Quando questionados quem teria mais chances de ser abordado de forma violenta pela polícia, 94% dos entrevistados responderam que seriam as pessoas negras e apenas 6% disseram que seriam as pessoas brancas. Na outra ponta, os brancos teriam mais chances de conseguir um emprego (91%), contra 9% das pessoas negras, e de fazer faculdade (85%), ante 15% das pessoas negras.

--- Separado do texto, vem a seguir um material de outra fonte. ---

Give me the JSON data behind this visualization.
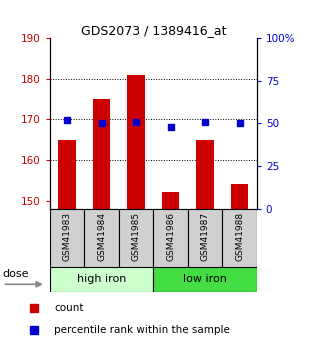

A pesquisa mostra que 56% dos brasileiros se declaram negros (pretos ou pardos), somando 118,9 milhões de pessoas. Entre os negros, 48% vivem no Norte (12%) e Nordeste (36%) do país. Os brasileiros negros pertencem em sua maioria às classes mais pobres e vulneráveis, sendo 74% das classes D e E, 60% da classe C e 37% das classes A e B.
O webinário Fórum Data Favela realizado na quarta-feira (8) reuniu especialistas, autoridades e os responsáveis pelo estudo para debater o tema em transmissão ao vivo pelo canal do YouTube da Organização das Nações Unidas para a Educação, a Ciência e a Cultura (UNESCO). Renato Meirelles, presidente do Instituto Lomotiva, afirmou que a comoção sentida no Brasil com o assassinato do soldado negro George Floyd por um policial branco nos Estados Unidos é resultado da verossimilhança de casos similares que já ocorreram no Brasil.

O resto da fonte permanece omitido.